Monday, April 5, 2010

INESCAPABLE IDEALS

I wonder if it’s safe to say that every culture struggles with its own establishment of physical ideals. In The Bluest Eye, the ideal is associated with white culture, thus keeping all minorities outside of what is considered desirable. But I feel that at some point we all feel that alienation, regardless of our race. I think this point comes along most frequently during adolescence and that this, possibly even above racism, is a central conflict of Morrison’s novel. The specific example illustrated so strikingly by Morrison is just an extreme case of the implications of culturally manufactured physical ideals.
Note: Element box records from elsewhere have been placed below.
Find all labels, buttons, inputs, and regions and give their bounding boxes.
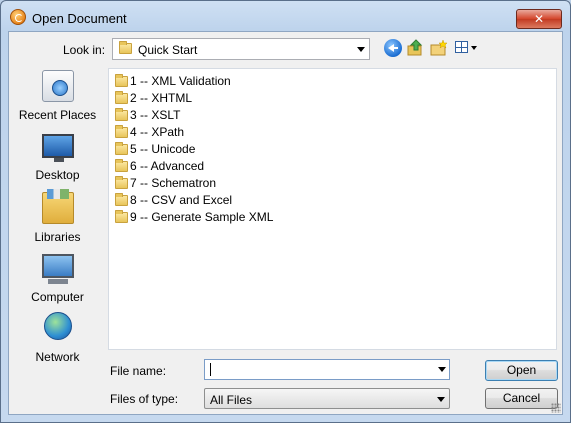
resize-grip[interactable]: [551, 403, 561, 413]
file-name: 9 -- Generate Sample XML: [130, 210, 274, 224]
place-label: Recent Places: [18, 108, 97, 122]
file-name: 2 -- XHTML: [130, 91, 193, 105]
up-folder-icon: [407, 39, 423, 56]
filename-label: File name:: [110, 364, 167, 378]
places-bar: Recent Places Desktop Libraries Computer…: [9, 68, 106, 368]
filetype-label: Files of type:: [110, 392, 179, 406]
file-name: 6 -- Advanced: [130, 159, 205, 173]
place-label: Libraries: [34, 230, 81, 244]
place-label: Desktop: [35, 168, 80, 182]
lookin-dropdown[interactable]: Quick Start: [112, 38, 370, 60]
filetype-dropdown[interactable]: All Files: [204, 388, 450, 409]
libraries-icon: [42, 189, 74, 224]
dialog-title: Open Document: [32, 11, 127, 26]
file-name: 3 -- XSLT: [130, 108, 181, 122]
place-label: Computer: [31, 290, 84, 304]
folder-icon: [115, 176, 128, 189]
title-bar[interactable]: Open Document ✕: [1, 1, 570, 31]
app-icon: [10, 9, 26, 25]
folder-icon: [115, 91, 128, 104]
chevron-down-icon[interactable]: [357, 47, 365, 52]
computer-icon: [42, 254, 74, 284]
open-document-dialog: Open Document ✕ Look in: Quick Start Rec…: [0, 0, 571, 423]
lookin-value: Quick Start: [138, 43, 198, 57]
open-button[interactable]: Open: [485, 360, 558, 381]
dialog-body: Look in: Quick Start Recent Places Deskt…: [8, 31, 563, 415]
view-menu-button[interactable]: [455, 39, 481, 57]
close-button[interactable]: ✕: [516, 9, 562, 29]
folder-icon: [115, 210, 128, 223]
folder-icon: [115, 74, 128, 87]
up-folder-button[interactable]: [407, 39, 425, 57]
new-folder-button[interactable]: [430, 39, 448, 57]
network-icon: [44, 312, 72, 340]
folder-icon: [115, 193, 128, 206]
folder-icon: [115, 159, 128, 172]
file-name: 4 -- XPath: [130, 125, 185, 139]
chevron-down-icon[interactable]: [438, 367, 446, 372]
text-caret: [210, 363, 211, 376]
file-name: 1 -- XML Validation: [130, 74, 231, 88]
file-name: 5 -- Unicode: [130, 142, 196, 156]
place-network[interactable]: Network: [9, 310, 106, 364]
chevron-down-icon[interactable]: [437, 397, 445, 402]
file-list[interactable]: 1 -- XML Validation 2 -- XHTML 3 -- XSLT…: [108, 68, 557, 350]
cancel-button[interactable]: Cancel: [485, 388, 558, 409]
folder-icon: [115, 108, 128, 121]
filename-input[interactable]: [204, 359, 450, 380]
chevron-down-icon: [471, 46, 477, 50]
new-folder-icon: [430, 39, 448, 56]
place-label: Network: [35, 350, 80, 364]
place-recent-places[interactable]: Recent Places: [9, 68, 106, 122]
folder-icon: [115, 142, 128, 155]
back-icon[interactable]: [384, 39, 402, 57]
file-name: 8 -- CSV and Excel: [130, 193, 233, 207]
folder-icon: [119, 41, 132, 54]
views-icon: [455, 41, 468, 53]
desktop-icon: [42, 134, 74, 162]
filetype-value: All Files: [210, 393, 253, 407]
recent-places-icon: [42, 70, 74, 102]
place-desktop[interactable]: Desktop: [9, 128, 106, 182]
lookin-label: Look in:: [63, 43, 106, 57]
place-computer[interactable]: Computer: [9, 250, 106, 304]
place-libraries[interactable]: Libraries: [9, 189, 106, 244]
folder-icon: [115, 125, 128, 138]
file-name: 7 -- Schematron: [130, 176, 217, 190]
These implications go deeper than a simple feeling of inadequacy or envy- they reach all the way into self-hatred and even the projection of that hatred onto others. These feelings generally stem from the experiences of adolescence, as that is a vulnerable time for anyone, when extreme pressure is applied both from within a family structure and within a society.
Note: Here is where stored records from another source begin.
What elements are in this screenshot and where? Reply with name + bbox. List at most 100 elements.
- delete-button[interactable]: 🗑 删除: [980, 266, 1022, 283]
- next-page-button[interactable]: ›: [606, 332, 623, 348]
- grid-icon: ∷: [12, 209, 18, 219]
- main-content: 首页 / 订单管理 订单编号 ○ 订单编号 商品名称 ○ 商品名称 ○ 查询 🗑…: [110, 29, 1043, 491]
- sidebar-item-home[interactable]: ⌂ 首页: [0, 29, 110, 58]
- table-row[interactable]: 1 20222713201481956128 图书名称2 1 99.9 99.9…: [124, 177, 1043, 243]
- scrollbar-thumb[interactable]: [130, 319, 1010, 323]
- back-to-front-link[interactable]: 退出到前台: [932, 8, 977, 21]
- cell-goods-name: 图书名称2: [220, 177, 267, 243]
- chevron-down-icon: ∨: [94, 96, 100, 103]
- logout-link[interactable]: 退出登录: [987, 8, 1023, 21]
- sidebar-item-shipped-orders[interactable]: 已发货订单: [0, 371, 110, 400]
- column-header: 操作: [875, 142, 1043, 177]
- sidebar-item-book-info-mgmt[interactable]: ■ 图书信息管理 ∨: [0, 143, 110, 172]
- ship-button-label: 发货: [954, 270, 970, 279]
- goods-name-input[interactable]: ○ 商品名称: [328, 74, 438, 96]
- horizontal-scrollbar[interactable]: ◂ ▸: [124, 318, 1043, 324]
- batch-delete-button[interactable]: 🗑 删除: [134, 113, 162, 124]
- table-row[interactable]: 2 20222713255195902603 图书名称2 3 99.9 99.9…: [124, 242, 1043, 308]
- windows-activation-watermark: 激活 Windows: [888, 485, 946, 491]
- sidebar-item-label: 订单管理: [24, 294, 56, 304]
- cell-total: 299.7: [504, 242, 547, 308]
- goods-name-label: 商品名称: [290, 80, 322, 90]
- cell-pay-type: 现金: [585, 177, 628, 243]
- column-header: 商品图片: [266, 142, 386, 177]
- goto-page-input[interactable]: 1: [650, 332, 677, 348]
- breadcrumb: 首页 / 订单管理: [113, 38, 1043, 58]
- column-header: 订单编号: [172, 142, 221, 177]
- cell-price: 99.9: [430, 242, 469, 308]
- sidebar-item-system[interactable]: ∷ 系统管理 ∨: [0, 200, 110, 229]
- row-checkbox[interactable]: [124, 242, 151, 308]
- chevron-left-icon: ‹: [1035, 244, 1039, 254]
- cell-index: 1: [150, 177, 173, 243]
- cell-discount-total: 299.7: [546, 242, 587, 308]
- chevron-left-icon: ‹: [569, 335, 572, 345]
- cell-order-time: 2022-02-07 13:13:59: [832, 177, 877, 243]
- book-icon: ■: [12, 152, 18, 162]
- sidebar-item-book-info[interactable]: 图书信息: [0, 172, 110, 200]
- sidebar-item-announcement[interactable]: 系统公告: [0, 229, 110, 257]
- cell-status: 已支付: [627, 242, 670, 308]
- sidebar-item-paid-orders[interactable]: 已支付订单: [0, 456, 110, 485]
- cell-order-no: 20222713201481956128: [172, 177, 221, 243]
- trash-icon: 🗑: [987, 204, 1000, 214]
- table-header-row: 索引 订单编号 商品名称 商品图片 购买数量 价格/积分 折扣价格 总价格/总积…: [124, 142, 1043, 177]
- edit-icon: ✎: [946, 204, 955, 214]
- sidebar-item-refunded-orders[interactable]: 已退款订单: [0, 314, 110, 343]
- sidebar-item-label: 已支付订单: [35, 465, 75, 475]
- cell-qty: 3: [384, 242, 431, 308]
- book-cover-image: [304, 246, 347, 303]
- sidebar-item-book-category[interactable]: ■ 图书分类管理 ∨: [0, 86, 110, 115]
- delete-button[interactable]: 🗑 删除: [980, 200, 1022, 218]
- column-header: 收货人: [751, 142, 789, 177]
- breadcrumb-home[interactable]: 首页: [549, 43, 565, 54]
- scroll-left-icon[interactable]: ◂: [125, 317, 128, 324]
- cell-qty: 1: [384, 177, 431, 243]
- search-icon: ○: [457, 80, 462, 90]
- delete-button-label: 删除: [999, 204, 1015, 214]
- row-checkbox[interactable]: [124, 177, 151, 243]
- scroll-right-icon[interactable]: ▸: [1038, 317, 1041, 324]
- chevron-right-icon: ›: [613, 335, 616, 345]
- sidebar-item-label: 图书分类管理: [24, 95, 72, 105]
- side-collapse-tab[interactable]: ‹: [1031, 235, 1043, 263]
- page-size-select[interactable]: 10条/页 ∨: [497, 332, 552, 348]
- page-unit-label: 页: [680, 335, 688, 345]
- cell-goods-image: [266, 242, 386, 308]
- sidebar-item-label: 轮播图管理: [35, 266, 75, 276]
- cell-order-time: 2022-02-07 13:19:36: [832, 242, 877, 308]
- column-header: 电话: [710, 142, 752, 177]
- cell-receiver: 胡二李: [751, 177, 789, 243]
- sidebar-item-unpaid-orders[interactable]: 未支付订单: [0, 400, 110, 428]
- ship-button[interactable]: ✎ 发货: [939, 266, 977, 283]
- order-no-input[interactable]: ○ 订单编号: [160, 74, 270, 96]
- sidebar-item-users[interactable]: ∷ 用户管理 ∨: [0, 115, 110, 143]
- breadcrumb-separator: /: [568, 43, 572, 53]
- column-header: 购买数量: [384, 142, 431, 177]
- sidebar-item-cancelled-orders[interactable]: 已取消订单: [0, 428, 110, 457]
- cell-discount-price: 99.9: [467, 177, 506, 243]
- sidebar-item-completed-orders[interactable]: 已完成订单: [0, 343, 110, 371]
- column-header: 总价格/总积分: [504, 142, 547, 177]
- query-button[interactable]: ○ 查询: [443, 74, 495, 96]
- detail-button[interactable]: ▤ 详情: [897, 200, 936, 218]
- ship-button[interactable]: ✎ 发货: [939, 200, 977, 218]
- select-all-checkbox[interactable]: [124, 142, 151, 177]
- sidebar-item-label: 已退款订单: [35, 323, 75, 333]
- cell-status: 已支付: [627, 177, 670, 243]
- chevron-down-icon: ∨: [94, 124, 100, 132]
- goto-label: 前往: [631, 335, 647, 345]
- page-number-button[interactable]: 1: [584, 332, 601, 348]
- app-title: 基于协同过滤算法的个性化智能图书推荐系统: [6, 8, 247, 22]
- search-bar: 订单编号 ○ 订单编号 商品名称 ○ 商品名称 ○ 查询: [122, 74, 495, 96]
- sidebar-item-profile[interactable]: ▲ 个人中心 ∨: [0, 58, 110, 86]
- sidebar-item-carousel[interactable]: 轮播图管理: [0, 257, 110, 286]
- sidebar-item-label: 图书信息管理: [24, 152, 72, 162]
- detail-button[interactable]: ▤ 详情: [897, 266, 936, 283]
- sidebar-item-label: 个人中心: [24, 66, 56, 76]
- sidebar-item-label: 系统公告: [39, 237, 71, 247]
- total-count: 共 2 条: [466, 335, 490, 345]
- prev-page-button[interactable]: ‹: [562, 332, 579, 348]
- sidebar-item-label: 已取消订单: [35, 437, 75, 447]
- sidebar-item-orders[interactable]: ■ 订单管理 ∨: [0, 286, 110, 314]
We can all relate at some level to the “fear of being rejected because of our appearance, abandoned by the group, left homeless (Bump, p.334).” These feelings arise in our younger years because our relationships, our ties to the larger world, are tentative and only beginning to emerge. Without the security of an encouraging family or teacher, it is easy to be consumed by self-doubt. Especially when the role models around you are also plagued by insecurities – financial, marital, societal – it is difficult to be hopeful about your future development. Rather, these perceived shortcomings come to define people, as is the case of the Breedloves. Each member of the family has their own story of self-doubt and displacement, culminating in a group identity of inadequacy. Pauline is especially affected by the societal ideal of beauty, engrossing herself in films to escape her own physical reality and feelings of constant longing. She equates her unsatisfied romantic dreams with her unsatisfying appearance thusly: “Both originated in envy, thrived in insecurity, and ended in disillusion. In equating physical beauty with virtue, she stripped her mind, bound it, and collected self-contempt by the heap (Morrison, p.122).” The pervasive culture that affects all of us is almost guaranteed – designed – to create feelings of envy and longing. Perhaps this is a phenomenon unique to our society and others similar to it, as the aim of a capitalist system is to encourage consumers to buy into the culture. Without the commodification of beauty, of social status, perhaps these feelings of inadequacy would not be so universal.

Ads like this create a standard of beauty that consumers want to buy into.
source: http://www.shoppingblog.com/pics/dolce_makeup_ad1.gif

Morrison really captures the full spectrum of emotions and behaviors associated with these insecurities. In the extreme case of the deep-seated racism in the novel, there is nowhere to hide from society’s disapproval. The negative connotation associated with dark skin was so engrained in society that even African Americans, and sometimes them worst of all, associated their skin color and physical appearance with an inescapable inadequacy. Some, like Maureen and Geraldine, try to mask it through dress and obsessive cleanliness. Others, such as the taunting boys who “seemed to have taken all of their smoothly cultivated ignorance, their exquisitely learned self-hatred, their elaborately designed hopelessness and sucked it all up into a fiery cone of scorn (Morrison, p.65),” lash out against those with similar traits. For Claudia and Pecola, however, it is just a constant question – why them? Why not me? It is frustration – perhaps the first signs of a break in the cycle. Claudia does not accept or understand the sovereignty of Shirley Temple. Pecola believes her problems would be solved if she only had blue eyes. Two very different attitudes, but both speaking for the shallow and arbitrary nature of the cultural ideal.

Shirley Temple, the source of Claudia's insecurity
source: http://www.breakingthetape.com/keeping-pace/Shirley%20Temple.bmp

As obviously shallow and distorted as these constructs are – in the case of The Bluest Eye being dictated by decades of racism and discrimination against blacks – we are still so affected by them. We have all felt the drop in the pits of our stomachs when faced with the “seeming helplessness in the grip of fears generated by judging ourselves and others by appearance (Bump, p.333).” It is a vicious cycle of unattainable standards and arbitrary preferences. Pecola cannot make herself have blue eyes. Pauline cannot put her foot back to normal. I cannot make myself grow five inches. In a sense this powerlessness to ascribe to a standard that has been imposed upon you is the most destructive feeling of all. A task that seems so effortless in the movies, that seems so natural among the affluent, the task of being desirable, of being attractive, is incredibly hard to attain based on society’s standards. And with this powerlessness comes fear – the fear of rejection, the fear, reaching back to the beginning of the novel, of being “put outside”. And when those people who should form a community of likeness and support – families, cultural groups, neighbors – reject their own, then that fear becomes very real and very damaging.

The blue eyes that Pecola can never have.